Mayor Emanuel lauds city financial improvements in budget speech
FOX 32 / AP - Chicago Mayor Rahm Emanuel used his annual budget speech to laud the cash-strapped city for being "back on solid ground."
Emanuel told members of the Chicago City Council on Tuesday morning that the 2017 budget he's proposing is free of a pension crisis and insolvency threatening city employee retirements. He warned though that the city has "stay vigilant in making the fiscally difficult choices" because the work is not done.
Emanuel said the city still has a budget shortfall but it's $137.6 million compared to $635 million in 2011.
The mayor's proposed budget includes nearly $134 million for previously announced addition of 970 Chicago police officers to address the city's increase in violence. It also includes an increase in spending on children, including an expansion of summer jobs programs.
In addition to a record amount of taxing and spending, some say it reads like a roadmap to a re-election campaign.
One lesson that aldermen are drawing from the mayor's $9.8 billion spending plan is that he clearly plans to run for re-election.
“I'm seeing it by his actions and by his words. He's running again,” said Alderman David Moore.
The political signs South Side Alderman David Moore and others see include the mayor’s tentative and apparently very expensive contract settlement with the Chicago Teachers Union. To avoid another politically damaging school strike, Mayor Emanuel seemed to abandon demands he's made for years.
His 2017 budget includes previously announced tax increases totaling hundreds of millions of dollars, much of it going to the public employee pension nightmare Emanuel inherited. Having taken that political risk, the mayor's budget speech dwelt on ways part of the money will be spent, especially programs - such as hiring new police - aimed at reducing the shocking level of violence in some African-American neighborhoods. He also proposes a new police facility where veteran officers will receive community relations and other ongoing training.
“In this budget, we're going to expand our summer jobs program, which we've doubled since two thousand and eleven,” Emanuel said.

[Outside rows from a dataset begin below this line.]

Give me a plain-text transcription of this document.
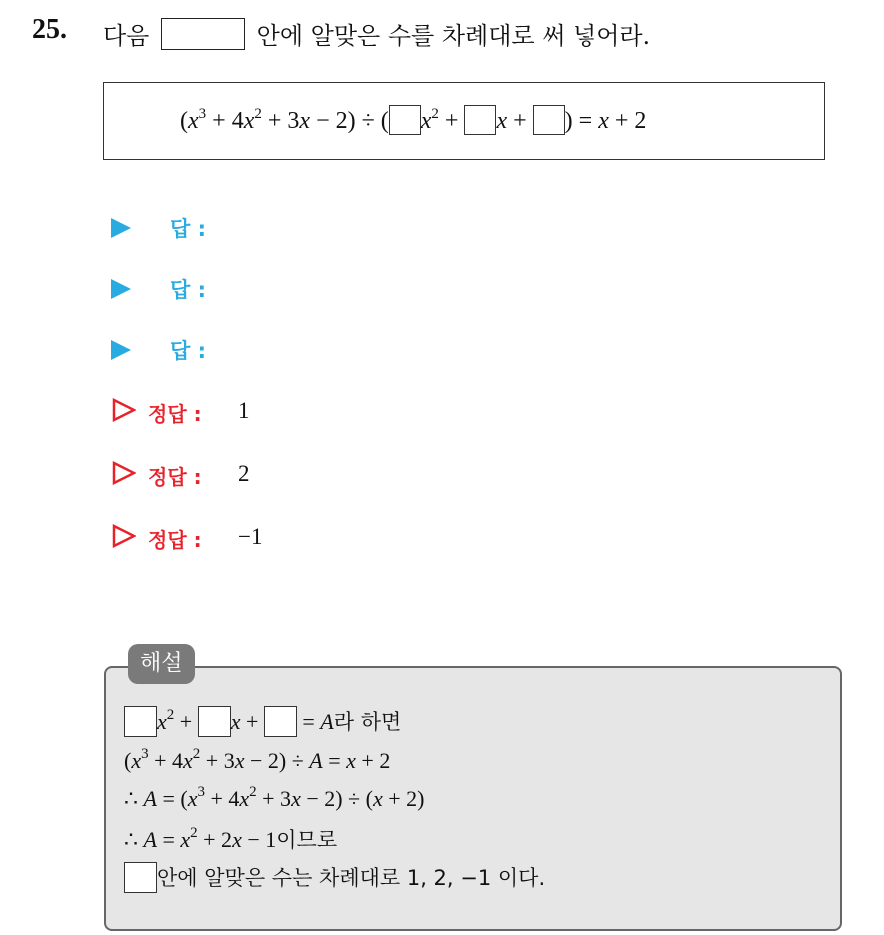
25. 다음	안에 알맞은 수를 차례대로 써 넣어라.
$(x^3 + 4x^2 + 3x - 2)$ ÷ ( $x^2 + x$ + ) = x + 2
답 :
답 :
답 :
정답 : 1
정답 : 2
정답 : −1
해설
$x^2 + x$ +  = A라 하면
$(x^3 + 4x^2 + 3x - 2) \div A = x + 2$
∴ $A = (x^3 + 4x^2 + 3x - 2) \div (x + 2)$
∴ $A = x^2 + 2x - 1$이므로
안에 알맞은 수는 차례대로 1, 2, −1 이다.
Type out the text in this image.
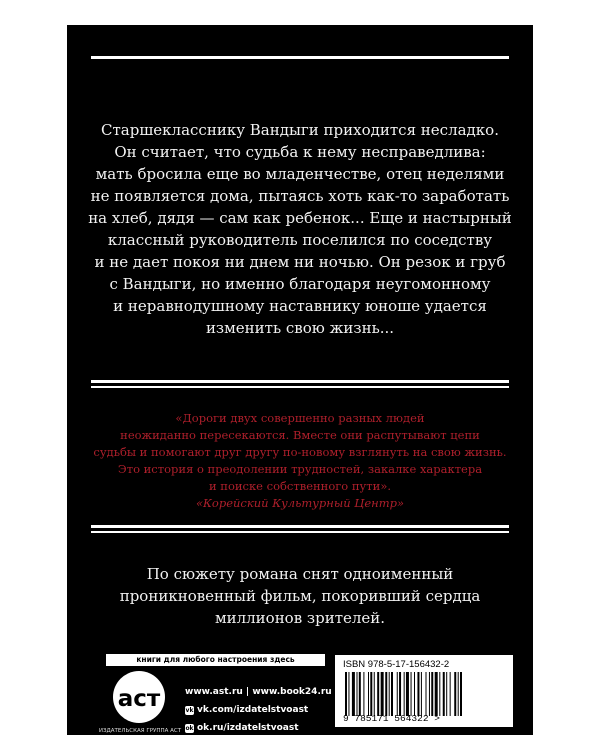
Старшекласснику Вандыги приходится несладко.
Он считает, что судьба к нему несправедлива:
мать бросила еще во младенчестве, отец неделями
не появляется дома, пытаясь хоть как-то заработать
на хлеб, дядя — сам как ребенок... Еще и настырный
классный руководитель поселился по соседству
и не дает покоя ни днем ни ночью. Он резок и груб
с Вандыги, но именно благодаря неугомонному
и неравнодушному наставнику юноше удается
изменить свою жизнь...
«Дороги двух совершенно разных людей
неожиданно пересекаются. Вместе они распутывают цепи
судьбы и помогают друг другу по-новому взглянуть на свою жизнь.
Это история о преодолении трудностей, закалке характера
и поиске собственного пути».
«Корейский Культурный Центр»
По сюжету романа снят одноименный
проникновенный фильм, покоривший сердца
миллионов зрителей.
книги для любого настроения здесь
аст
ИЗДАТЕЛЬСКАЯ ГРУППА АСТ
www.ast.ru | www.book24.ru
vk vk.com/izdatelstvoast
ok ok.ru/izdatelstvoast
ISBN 978-5-17-156432-2
9 785171 564322 >
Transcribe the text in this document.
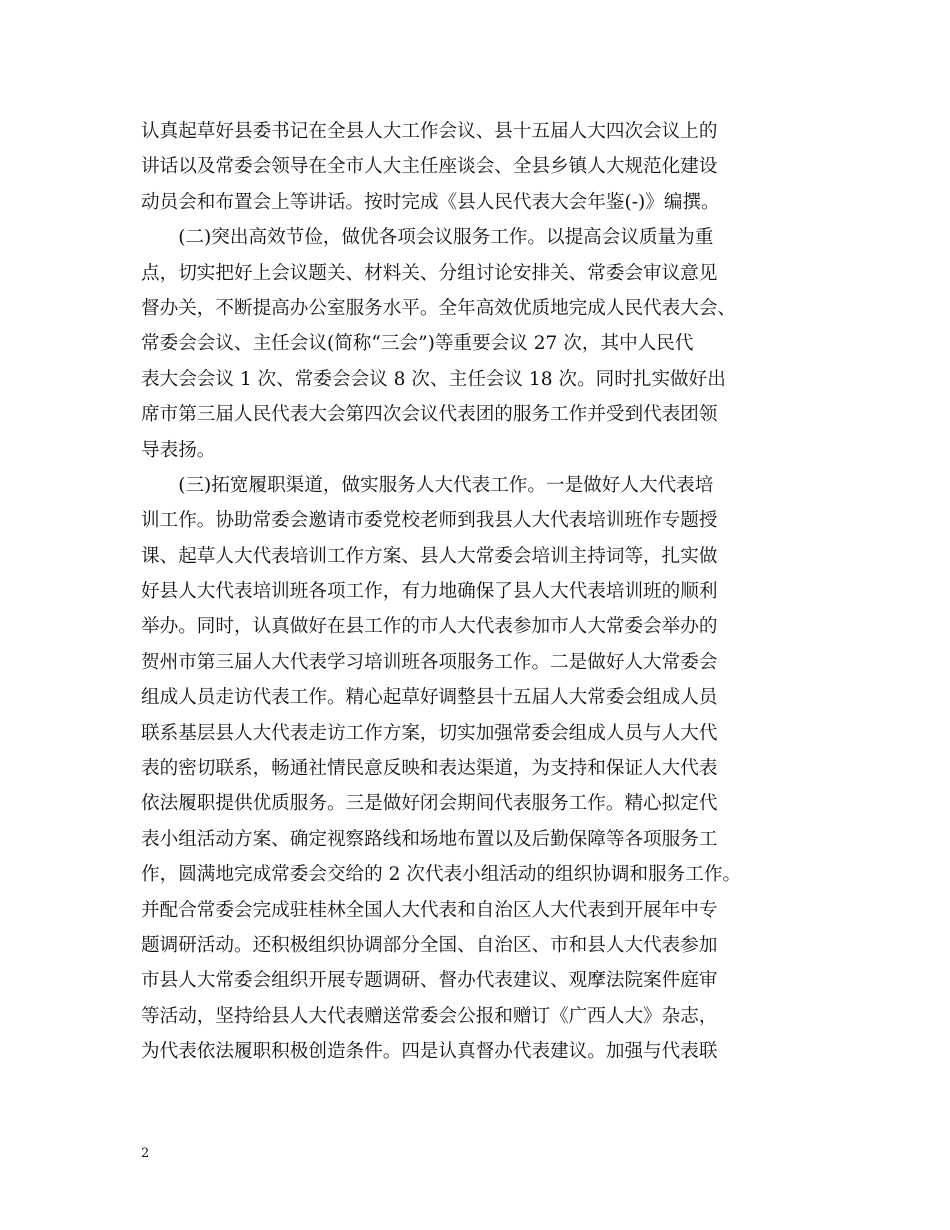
认真起草好县委书记在全县人大工作会议、县十五届人大四次会议上的
讲话以及常委会领导在全市人大主任座谈会、全县乡镇人大规范化建设
动员会和布置会上等讲话。按时完成《县人民代表大会年鉴(-)》编撰。
　　(二)突出高效节俭，做优各项会议服务工作。以提高会议质量为重
点，切实把好上会议题关、材料关、分组讨论安排关、常委会审议意见
督办关，不断提高办公室服务水平。全年高效优质地完成人民代表大会、
常委会会议、主任会议(简称“三会”)等重要会议 27 次，其中人民代
表大会会议 1 次、常委会会议 8 次、主任会议 18 次。同时扎实做好出
席市第三届人民代表大会第四次会议代表团的服务工作并受到代表团领
导表扬。
　　(三)拓宽履职渠道，做实服务人大代表工作。一是做好人大代表培
训工作。协助常委会邀请市委党校老师到我县人大代表培训班作专题授
课、起草人大代表培训工作方案、县人大常委会培训主持词等，扎实做
好县人大代表培训班各项工作，有力地确保了县人大代表培训班的顺利
举办。同时，认真做好在县工作的市人大代表参加市人大常委会举办的
贺州市第三届人大代表学习培训班各项服务工作。二是做好人大常委会
组成人员走访代表工作。精心起草好调整县十五届人大常委会组成人员
联系基层县人大代表走访工作方案，切实加强常委会组成人员与人大代
表的密切联系，畅通社情民意反映和表达渠道，为支持和保证人大代表
依法履职提供优质服务。三是做好闭会期间代表服务工作。精心拟定代
表小组活动方案、确定视察路线和场地布置以及后勤保障等各项服务工
作，圆满地完成常委会交给的 2 次代表小组活动的组织协调和服务工作。
并配合常委会完成驻桂林全国人大代表和自治区人大代表到开展年中专
题调研活动。还积极组织协调部分全国、自治区、市和县人大代表参加
市县人大常委会组织开展专题调研、督办代表建议、观摩法院案件庭审
等活动，坚持给县人大代表赠送常委会公报和赠订《广西人大》杂志，
为代表依法履职积极创造条件。四是认真督办代表建议。加强与代表联
2
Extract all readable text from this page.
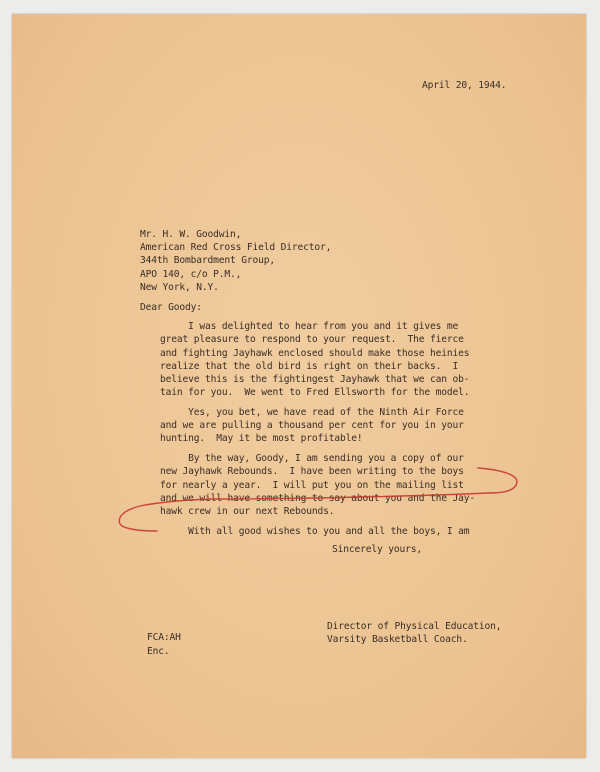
April 20, 1944.

Mr. H. W. Goodwin,

American Red Cross Field Director,

344th Bombardment Group,

APO 140, c/o P.M.,

New York, N.Y.

Dear Goody:

I was delighted to hear from you and it gives me

great pleasure to respond to your request.  The fierce

and fighting Jayhawk enclosed should make those heinies

realize that the old bird is right on their backs.  I

believe this is the fightingest Jayhawk that we can ob-

tain for you.  We went to Fred Ellsworth for the model.

Yes, you bet, we have read of the Ninth Air Force

and we are pulling a thousand per cent for you in your

hunting.  May it be most profitable!

By the way, Goody, I am sending you a copy of our

new Jayhawk Rebounds.  I have been writing to the boys

for nearly a year.  I will put you on the mailing list

and we will have something to say about you and the Jay-

hawk crew in our next Rebounds.

With all good wishes to you and all the boys, I am

Sincerely yours,

Director of Physical Education,

Varsity Basketball Coach.

FCA:AH

Enc.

Millions of new dollars will be paid to mentor, eventually, 7,200 at-risk young men in the most violent areas, which is a program likely to boost the mayor’s popularity.
“So, is it going to go to different organizations? Different ministers groups who may support him? Things like that. I want to see where that money's going to go,” Moore added.
Think the mayor's plan to spend $9.8 billion in 2017 is too much money? Too little? You can weigh in at the public hearings that start next Monday at 10 a.m. and continue until October 28th.